Как-то раз решили мы с подругой пойти в лес по грибы. Зная, что на выходные грибников в лесу больше, чем грибов, пошли в понедельник. И прогадали. Грибников - не меньше, ведь безработных - тьма, а кушать хочется всем! Но после выходных вместо грибов одни обрубочки из-под опавших листьев выглядывают. Начали мы вглубь леса идти, чтоб хоть не с пустыми руками домой возвращаться, но грибов все нет и нет… А вот бледных поганок и мухоморов - море - целыми семействами на полянах растут, манят своим изобилием и нарядным видом неискушенных и легкомысленных искателей. Да только люди эти полянки стороной обходят. Не растут на них съедобные грибы. А даже если какой и вырастет, то брать его опасно, потому что может быть он отравлен ядом смертоносных грибниц.
Бродили мы по лесу уже часа два, но грибного почина все еще не было. Вдруг навстречу - старик:
- Дівчата, подивіться, що я набрав, а то я у грибах не дуже понімаю.
Как открыл он перед нами свою сумку, так мы и остолбенели. Она была заполнена бледными поганками. Немая сцена длилась около минуты, и я вдруг сорвалась на крик:
- Дедуля, Вы, что с ума сошли?!? Сейчас же выкиньте их!!! Это же бледные поганки!!! Это СМЕР-ТЕЛЬ-НО!!! От них нет спасения!!!
Он посмотрел на меня по-стариковски безмятежным взглядом - ни тени тревоги не было в его глазах:
- Ну, і Бог з ним. Що з голоду, що так… Я б може їх і не брав, але ж інших нема…
"Нема інших" - "железная" логика изголодавшегося человека. Сколько их, тех, которые отравились потому, что "інших не було"? Я не знаю, да и никто, думаю, не знает…
Уговорили мы все-таки деда выбросить эти бледные чудовища. Взяли его с собой. Лес большой, - авось, и найдем что-то. Правда, выбрасывал он свою смерть неохотно, словно от сердца отрывал. И пошел за нами с таким видом, будто не хотел идти вовсе, а просто покорился более сильной воле, которая только что отняла у него почти уже готовый ужин, пообещав взамен какой-то иллюзорный, которого может и не быть.

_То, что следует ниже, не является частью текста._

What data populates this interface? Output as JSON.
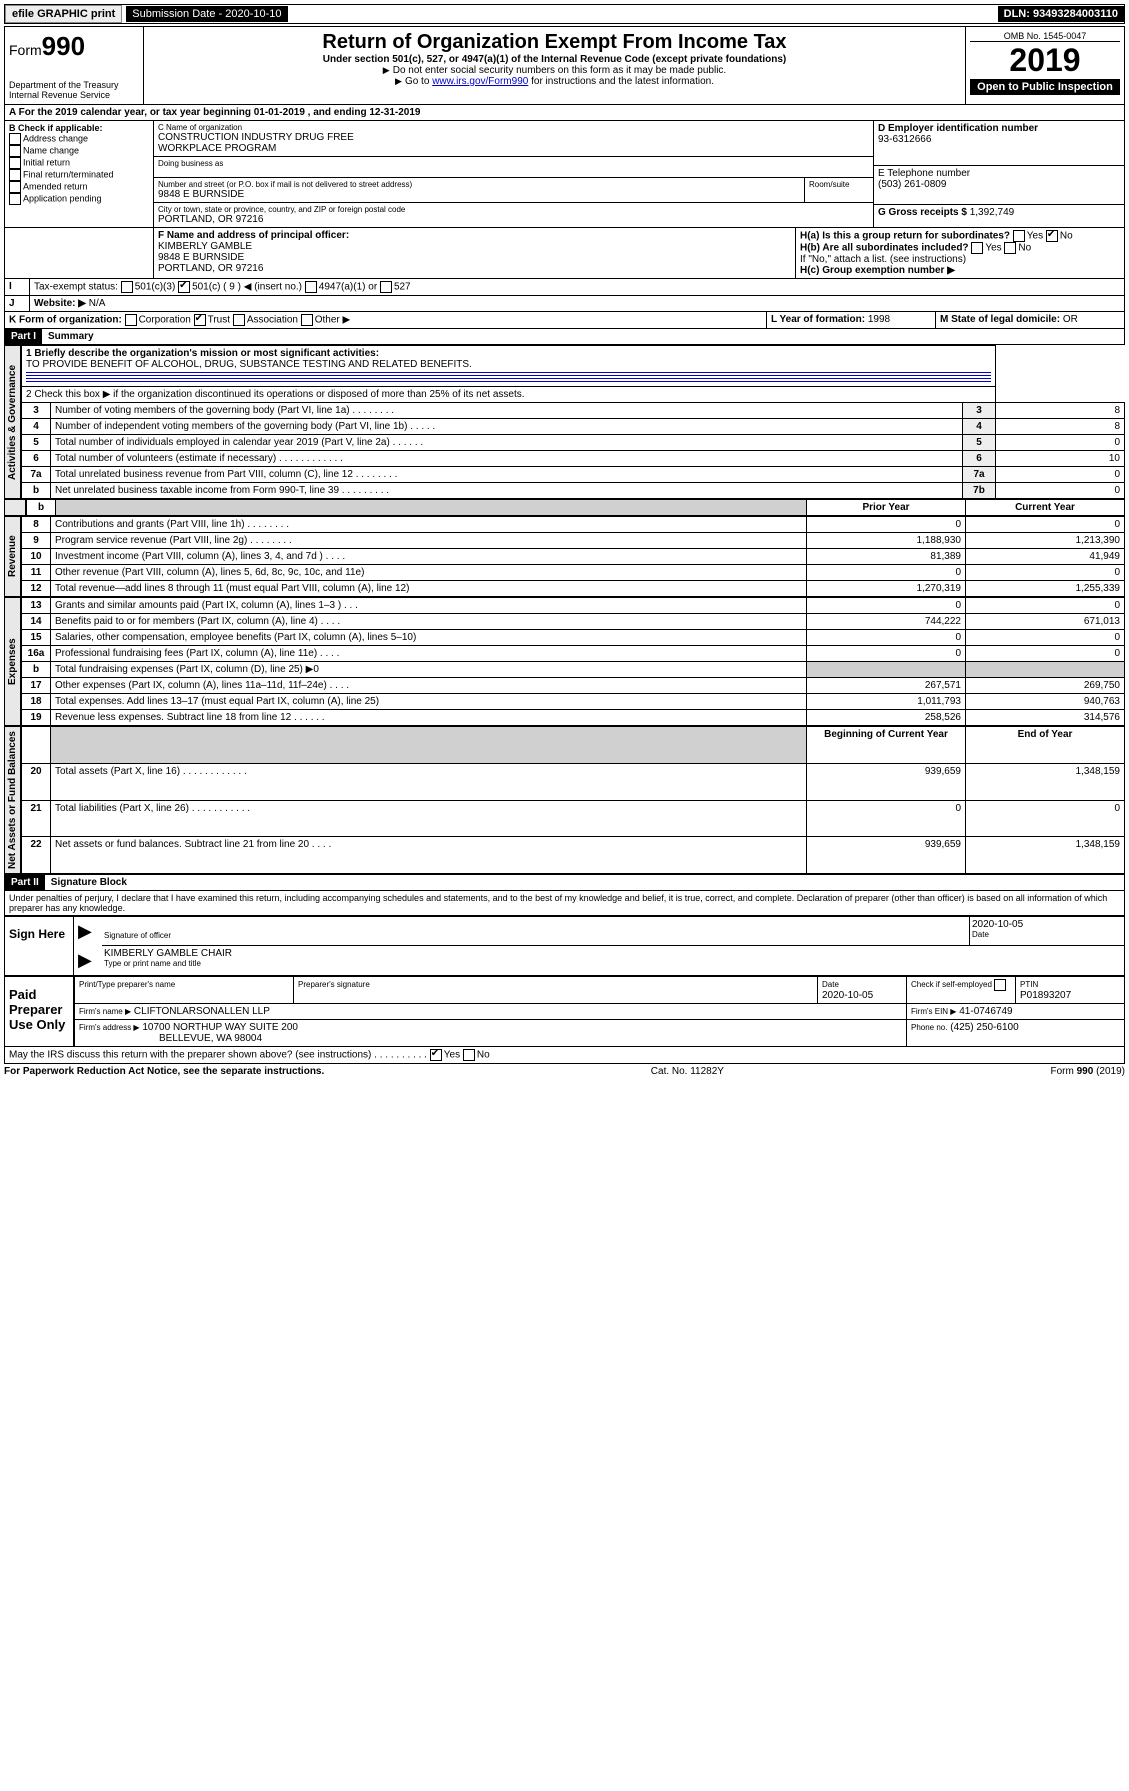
{
  "top": {
    "efile": "efile GRAPHIC print",
    "submission_label": "Submission Date - 2020-10-10",
    "dln": "DLN: 93493284003110"
  },
  "header": {
    "form_prefix": "Form",
    "form_no": "990",
    "dept1": "Department of the Treasury",
    "dept2": "Internal Revenue Service",
    "title": "Return of Organization Exempt From Income Tax",
    "subtitle": "Under section 501(c), 527, or 4947(a)(1) of the Internal Revenue Code (except private foundations)",
    "note1": "Do not enter social security numbers on this form as it may be made public.",
    "note2_pre": "Go to ",
    "note2_link": "www.irs.gov/Form990",
    "note2_post": " for instructions and the latest information.",
    "omb": "OMB No. 1545-0047",
    "year": "2019",
    "open": "Open to Public Inspection"
  },
  "A": {
    "text": "For the 2019 calendar year, or tax year beginning 01-01-2019   , and ending 12-31-2019"
  },
  "B": {
    "label": "B Check if applicable:",
    "opts": [
      "Address change",
      "Name change",
      "Initial return",
      "Final return/terminated",
      "Amended return",
      "Application pending"
    ]
  },
  "C": {
    "name_label": "C Name of organization",
    "name1": "CONSTRUCTION INDUSTRY DRUG FREE",
    "name2": "WORKPLACE PROGRAM",
    "dba_label": "Doing business as",
    "addr_label": "Number and street (or P.O. box if mail is not delivered to street address)",
    "room_label": "Room/suite",
    "addr": "9848 E BURNSIDE",
    "city_label": "City or town, state or province, country, and ZIP or foreign postal code",
    "city": "PORTLAND, OR  97216"
  },
  "D": {
    "label": "D Employer identification number",
    "val": "93-6312666"
  },
  "E": {
    "label": "E Telephone number",
    "val": "(503) 261-0809"
  },
  "G": {
    "label": "G Gross receipts $",
    "val": "1,392,749"
  },
  "F": {
    "label": "F  Name and address of principal officer:",
    "l1": "KIMBERLY GAMBLE",
    "l2": "9848 E BURNSIDE",
    "l3": "PORTLAND, OR  97216"
  },
  "H": {
    "a": "H(a)  Is this a group return for subordinates?",
    "b": "H(b)  Are all subordinates included?",
    "bnote": "If \"No,\" attach a list. (see instructions)",
    "c": "H(c)  Group exemption number ▶"
  },
  "I": {
    "label": "Tax-exempt status:",
    "o1": "501(c)(3)",
    "o2": "501(c) ( 9 ) ◀ (insert no.)",
    "o3": "4947(a)(1) or",
    "o4": "527"
  },
  "J": {
    "label": "Website: ▶",
    "val": "N/A"
  },
  "K": {
    "label": "K Form of organization:",
    "o1": "Corporation",
    "o2": "Trust",
    "o3": "Association",
    "o4": "Other ▶"
  },
  "L": {
    "label": "L Year of formation:",
    "val": "1998"
  },
  "M": {
    "label": "M State of legal domicile:",
    "val": "OR"
  },
  "part1": {
    "bar": "Part I",
    "title": "Summary",
    "q1": "1  Briefly describe the organization's mission or most significant activities:",
    "mission": "TO PROVIDE BENEFIT OF ALCOHOL, DRUG, SUBSTANCE TESTING AND RELATED BENEFITS.",
    "q2": "2   Check this box ▶        if the organization discontinued its operations or disposed of more than 25% of its net assets.",
    "rows_gov": [
      {
        "n": "3",
        "t": "Number of voting members of the governing body (Part VI, line 1a)   .    .    .    .    .    .    .    .",
        "box": "3",
        "v": "8"
      },
      {
        "n": "4",
        "t": "Number of independent voting members of the governing body (Part VI, line 1b)   .    .    .    .    .",
        "box": "4",
        "v": "8"
      },
      {
        "n": "5",
        "t": "Total number of individuals employed in calendar year 2019 (Part V, line 2a)   .    .    .    .    .    .",
        "box": "5",
        "v": "0"
      },
      {
        "n": "6",
        "t": "Total number of volunteers (estimate if necessary)   .    .    .    .    .    .    .    .    .    .    .    .",
        "box": "6",
        "v": "10"
      },
      {
        "n": "7a",
        "t": "Total unrelated business revenue from Part VIII, column (C), line 12   .    .    .    .    .    .    .    .",
        "box": "7a",
        "v": "0"
      },
      {
        "n": "b",
        "t": "Net unrelated business taxable income from Form 990-T, line 39   .    .    .    .    .    .    .    .    .",
        "box": "7b",
        "v": "0"
      }
    ],
    "head_prior": "Prior Year",
    "head_curr": "Current Year",
    "rows_rev": [
      {
        "n": "8",
        "t": "Contributions and grants (Part VIII, line 1h)   .    .    .    .    .    .    .    .",
        "p": "0",
        "c": "0"
      },
      {
        "n": "9",
        "t": "Program service revenue (Part VIII, line 2g)   .    .    .    .    .    .    .    .",
        "p": "1,188,930",
        "c": "1,213,390"
      },
      {
        "n": "10",
        "t": "Investment income (Part VIII, column (A), lines 3, 4, and 7d )   .    .    .    .",
        "p": "81,389",
        "c": "41,949"
      },
      {
        "n": "11",
        "t": "Other revenue (Part VIII, column (A), lines 5, 6d, 8c, 9c, 10c, and 11e)",
        "p": "0",
        "c": "0"
      },
      {
        "n": "12",
        "t": "Total revenue—add lines 8 through 11 (must equal Part VIII, column (A), line 12)",
        "p": "1,270,319",
        "c": "1,255,339"
      }
    ],
    "rows_exp": [
      {
        "n": "13",
        "t": "Grants and similar amounts paid (Part IX, column (A), lines 1–3 )   .    .    .",
        "p": "0",
        "c": "0"
      },
      {
        "n": "14",
        "t": "Benefits paid to or for members (Part IX, column (A), line 4)   .    .    .    .",
        "p": "744,222",
        "c": "671,013"
      },
      {
        "n": "15",
        "t": "Salaries, other compensation, employee benefits (Part IX, column (A), lines 5–10)",
        "p": "0",
        "c": "0"
      },
      {
        "n": "16a",
        "t": "Professional fundraising fees (Part IX, column (A), line 11e)   .    .    .    .",
        "p": "0",
        "c": "0"
      }
    ],
    "row16b": {
      "n": "b",
      "t": "Total fundraising expenses (Part IX, column (D), line 25) ▶0"
    },
    "rows_exp2": [
      {
        "n": "17",
        "t": "Other expenses (Part IX, column (A), lines 11a–11d, 11f–24e)   .    .    .    .",
        "p": "267,571",
        "c": "269,750"
      },
      {
        "n": "18",
        "t": "Total expenses. Add lines 13–17 (must equal Part IX, column (A), line 25)",
        "p": "1,011,793",
        "c": "940,763"
      },
      {
        "n": "19",
        "t": "Revenue less expenses. Subtract line 18 from line 12   .    .    .    .    .    .",
        "p": "258,526",
        "c": "314,576"
      }
    ],
    "head_begin": "Beginning of Current Year",
    "head_end": "End of Year",
    "rows_net": [
      {
        "n": "20",
        "t": "Total assets (Part X, line 16)   .    .    .    .    .    .    .    .    .    .    .    .",
        "p": "939,659",
        "c": "1,348,159"
      },
      {
        "n": "21",
        "t": "Total liabilities (Part X, line 26)   .    .    .    .    .    .    .    .    .    .    .",
        "p": "0",
        "c": "0"
      },
      {
        "n": "22",
        "t": "Net assets or fund balances. Subtract line 21 from line 20   .    .    .    .",
        "p": "939,659",
        "c": "1,348,159"
      }
    ],
    "side_gov": "Activities & Governance",
    "side_rev": "Revenue",
    "side_exp": "Expenses",
    "side_net": "Net Assets or Fund Balances"
  },
  "part2": {
    "bar": "Part II",
    "title": "Signature Block",
    "perjury": "Under penalties of perjury, I declare that I have examined this return, including accompanying schedules and statements, and to the best of my knowledge and belief, it is true, correct, and complete. Declaration of preparer (other than officer) is based on all information of which preparer has any knowledge.",
    "sign_here": "Sign Here",
    "sig_officer": "Signature of officer",
    "sig_date": "2020-10-05",
    "date_label": "Date",
    "name_title": "KIMBERLY GAMBLE  CHAIR",
    "name_title_label": "Type or print name and title",
    "paid": "Paid Preparer Use Only",
    "h1": "Print/Type preparer's name",
    "h2": "Preparer's signature",
    "h3": "Date",
    "h4": "Check         if self-employed",
    "h5": "PTIN",
    "date2": "2020-10-05",
    "ptin": "P01893207",
    "firm_name_label": "Firm's name    ▶",
    "firm_name": "CLIFTONLARSONALLEN LLP",
    "firm_ein_label": "Firm's EIN ▶",
    "firm_ein": "41-0746749",
    "firm_addr_label": "Firm's address ▶",
    "firm_addr1": "10700 NORTHUP WAY SUITE 200",
    "firm_addr2": "BELLEVUE, WA  98004",
    "phone_label": "Phone no.",
    "phone": "(425) 250-6100",
    "discuss": "May the IRS discuss this return with the preparer shown above? (see instructions)   .    .    .    .    .    .    .    .    .    .",
    "yes": "Yes",
    "no": "No"
  },
  "footer": {
    "l": "For Paperwork Reduction Act Notice, see the separate instructions.",
    "c": "Cat. No. 11282Y",
    "r": "Form 990 (2019)"
  }
}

Но лес все-таки подарил нам немного от щедрот своих… Кажущаяся еще полчаса назад иллюзорной возможность превратилась в реальную. Однако, на настроение старика это никоим образом не повлияло. Он брел, подбирая то, что ему подавала природа, и тяжело вздыхал:
- Яке страшне зараз життя, яке страшне… Мре наш народ, мре…
Я с жаром возражала, что в нашей власти изменить сложившуюся ситуацию, что именно потому, что наш народ, вымирая, безропотно терпит все издевательства горстки сбесившихся от жира негодяев, жизнь представляется ему черной от безысходности дырой, что стоит только перестать плакать, сетовать и подняться с колен, как для него откроются новые перспективы свободы и возрождения. Но в ответ старик лишь отрицательно качал головой и повторял:
- Нічого вже не буде… Нічого вже не буде…
У этого человека уже не было сил противостоять действительности. Сломленный капитализмом, он просто уже не мог думать о лучшем, и потому не хотел даже предполагать его. Вскоре он незаметно отстал и тихо скрылся из вида. Может, для того, чтобы снова набрать в кошелку несколько пригоршней смерти?..
И после его исчезновения мне представилось, что все огромные, средние и мелкие капиталисты, как и обслуживающие их интересы политиканы, - это бледные поганки, которые ест наш народ, потому что "інших нема", и потом, умирая, причитает, что "нічого вже не буде".